Born and raised in Chişinău (then part of Imperial Russia, now capital of independent Moldova), as an adolescent he improvised chaotic amateur plays in the stable of his father's inn, using fragments of what he had seen in the performances of Broder singers. A medical student named Geller apparently wrote him a more structured play, Mechtze the Matchmaker, which he and his friends put on.

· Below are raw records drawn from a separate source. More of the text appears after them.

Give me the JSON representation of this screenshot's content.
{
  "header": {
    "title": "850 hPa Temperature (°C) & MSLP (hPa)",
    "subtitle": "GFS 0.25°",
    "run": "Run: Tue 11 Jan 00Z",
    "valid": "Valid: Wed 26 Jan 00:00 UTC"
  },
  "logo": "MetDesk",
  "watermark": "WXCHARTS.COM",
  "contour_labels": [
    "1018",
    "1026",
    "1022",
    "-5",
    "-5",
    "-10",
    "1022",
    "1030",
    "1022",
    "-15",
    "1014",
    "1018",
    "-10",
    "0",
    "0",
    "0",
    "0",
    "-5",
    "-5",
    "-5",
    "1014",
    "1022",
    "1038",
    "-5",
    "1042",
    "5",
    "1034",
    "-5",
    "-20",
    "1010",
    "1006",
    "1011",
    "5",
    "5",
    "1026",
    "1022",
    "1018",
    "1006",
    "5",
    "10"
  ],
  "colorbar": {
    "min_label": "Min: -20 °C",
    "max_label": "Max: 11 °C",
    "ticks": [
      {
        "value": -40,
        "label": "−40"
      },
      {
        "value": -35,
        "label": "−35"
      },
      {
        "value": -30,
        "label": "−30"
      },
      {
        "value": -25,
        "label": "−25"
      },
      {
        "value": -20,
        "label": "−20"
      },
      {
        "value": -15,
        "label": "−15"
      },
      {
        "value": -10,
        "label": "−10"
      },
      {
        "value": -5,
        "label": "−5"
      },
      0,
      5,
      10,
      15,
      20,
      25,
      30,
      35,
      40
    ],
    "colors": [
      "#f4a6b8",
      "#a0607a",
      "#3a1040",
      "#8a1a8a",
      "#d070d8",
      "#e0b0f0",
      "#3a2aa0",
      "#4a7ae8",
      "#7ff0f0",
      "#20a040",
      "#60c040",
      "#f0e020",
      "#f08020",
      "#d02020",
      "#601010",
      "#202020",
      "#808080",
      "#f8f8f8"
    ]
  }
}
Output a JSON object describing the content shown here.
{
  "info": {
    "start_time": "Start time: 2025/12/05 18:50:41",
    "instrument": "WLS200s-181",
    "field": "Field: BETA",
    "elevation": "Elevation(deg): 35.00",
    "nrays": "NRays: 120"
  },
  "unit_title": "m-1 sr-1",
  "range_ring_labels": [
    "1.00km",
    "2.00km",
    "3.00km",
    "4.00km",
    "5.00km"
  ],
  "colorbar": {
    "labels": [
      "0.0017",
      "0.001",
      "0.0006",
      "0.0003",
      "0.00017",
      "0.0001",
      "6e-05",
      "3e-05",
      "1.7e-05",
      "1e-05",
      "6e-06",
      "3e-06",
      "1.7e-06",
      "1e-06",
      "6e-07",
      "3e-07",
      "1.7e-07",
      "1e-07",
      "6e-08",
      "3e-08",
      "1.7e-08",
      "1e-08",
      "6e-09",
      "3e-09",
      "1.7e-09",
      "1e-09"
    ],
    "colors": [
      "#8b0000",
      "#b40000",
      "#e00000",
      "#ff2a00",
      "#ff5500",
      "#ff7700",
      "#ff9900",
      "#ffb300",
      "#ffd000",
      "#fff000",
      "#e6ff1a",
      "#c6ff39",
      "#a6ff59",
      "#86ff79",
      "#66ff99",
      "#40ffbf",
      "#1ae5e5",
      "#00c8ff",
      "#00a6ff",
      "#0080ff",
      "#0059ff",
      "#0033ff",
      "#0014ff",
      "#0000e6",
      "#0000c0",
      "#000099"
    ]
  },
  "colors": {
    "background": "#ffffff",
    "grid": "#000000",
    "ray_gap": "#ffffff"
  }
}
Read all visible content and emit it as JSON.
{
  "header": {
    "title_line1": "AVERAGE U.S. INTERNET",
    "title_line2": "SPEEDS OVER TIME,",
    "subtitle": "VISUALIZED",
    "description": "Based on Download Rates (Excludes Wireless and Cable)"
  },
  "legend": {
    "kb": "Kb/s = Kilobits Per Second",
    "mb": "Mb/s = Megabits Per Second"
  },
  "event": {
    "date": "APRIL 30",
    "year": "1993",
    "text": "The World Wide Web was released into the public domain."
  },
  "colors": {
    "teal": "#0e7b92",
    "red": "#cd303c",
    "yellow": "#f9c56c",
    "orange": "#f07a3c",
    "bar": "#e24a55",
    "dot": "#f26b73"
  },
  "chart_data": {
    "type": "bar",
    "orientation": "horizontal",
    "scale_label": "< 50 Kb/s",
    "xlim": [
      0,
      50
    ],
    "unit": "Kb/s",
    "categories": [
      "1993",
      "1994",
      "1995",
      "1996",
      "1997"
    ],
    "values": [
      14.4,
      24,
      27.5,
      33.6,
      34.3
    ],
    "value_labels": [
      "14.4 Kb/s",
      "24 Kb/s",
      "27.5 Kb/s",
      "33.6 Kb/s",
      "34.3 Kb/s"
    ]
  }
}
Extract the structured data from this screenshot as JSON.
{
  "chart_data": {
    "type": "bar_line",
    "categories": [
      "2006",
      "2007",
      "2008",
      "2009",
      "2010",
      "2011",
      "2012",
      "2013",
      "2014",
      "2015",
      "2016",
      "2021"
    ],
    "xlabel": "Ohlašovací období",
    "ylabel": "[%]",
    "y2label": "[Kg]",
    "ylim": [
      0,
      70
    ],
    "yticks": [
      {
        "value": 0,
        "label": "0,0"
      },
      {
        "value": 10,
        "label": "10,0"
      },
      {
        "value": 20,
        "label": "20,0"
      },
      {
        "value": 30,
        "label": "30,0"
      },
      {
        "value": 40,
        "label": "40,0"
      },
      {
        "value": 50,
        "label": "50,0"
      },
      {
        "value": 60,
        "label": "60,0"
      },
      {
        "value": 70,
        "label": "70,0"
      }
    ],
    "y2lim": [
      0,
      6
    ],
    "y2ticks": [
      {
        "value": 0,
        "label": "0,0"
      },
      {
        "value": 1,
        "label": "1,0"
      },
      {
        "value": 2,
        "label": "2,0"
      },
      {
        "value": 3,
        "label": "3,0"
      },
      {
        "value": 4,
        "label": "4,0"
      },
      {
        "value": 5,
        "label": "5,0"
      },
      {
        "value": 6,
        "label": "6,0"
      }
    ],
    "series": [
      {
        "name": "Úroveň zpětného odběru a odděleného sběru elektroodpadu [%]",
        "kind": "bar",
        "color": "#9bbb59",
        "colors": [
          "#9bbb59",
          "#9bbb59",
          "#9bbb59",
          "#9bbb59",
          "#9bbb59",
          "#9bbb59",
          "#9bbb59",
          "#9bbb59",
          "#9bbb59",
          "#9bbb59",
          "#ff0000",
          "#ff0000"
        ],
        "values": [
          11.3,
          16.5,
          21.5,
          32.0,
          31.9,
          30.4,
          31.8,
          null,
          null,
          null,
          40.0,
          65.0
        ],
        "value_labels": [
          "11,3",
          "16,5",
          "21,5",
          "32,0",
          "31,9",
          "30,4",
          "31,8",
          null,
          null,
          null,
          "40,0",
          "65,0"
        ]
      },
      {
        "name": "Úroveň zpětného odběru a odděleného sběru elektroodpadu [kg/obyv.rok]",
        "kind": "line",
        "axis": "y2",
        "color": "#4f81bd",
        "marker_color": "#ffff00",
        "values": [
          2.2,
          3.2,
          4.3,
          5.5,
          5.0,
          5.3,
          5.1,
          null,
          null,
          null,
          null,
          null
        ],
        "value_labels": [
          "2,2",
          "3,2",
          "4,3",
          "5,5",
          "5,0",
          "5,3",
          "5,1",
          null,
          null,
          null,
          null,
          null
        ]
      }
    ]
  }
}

At 16, he tried out for Israel Rosenberg's theater troupe when they passed through town for a month. He was offered a position as an extra, but his father forbade him to go on the road. Three years later he joined a different small travelling troupe, and spent three years travelling through Europe with that troupe, first in Russia and then in Romania. In 1886, he came to the United States.

In one of the first Yiddish-language productions of Shakespeare, he played the title role in Othello, opposite Jacob Adler's Iago. He was responsible for bringing Bertha Kalich to America.

References

  • —, "David Kessler Dies; Noted Yiddish Actor; Stricken While Acting Role in a Tolstoy Play, His Death Follows an Operation", New York Times May 15, 1920, 15.
  • Adler, Jacob, A Life on the Stage: A Memoir, translated and with commentary by Lulla Rosenfeld, Knopf, New York, 1999, ISBN 0679413510. 124-126 (commentary), 275 (commentary).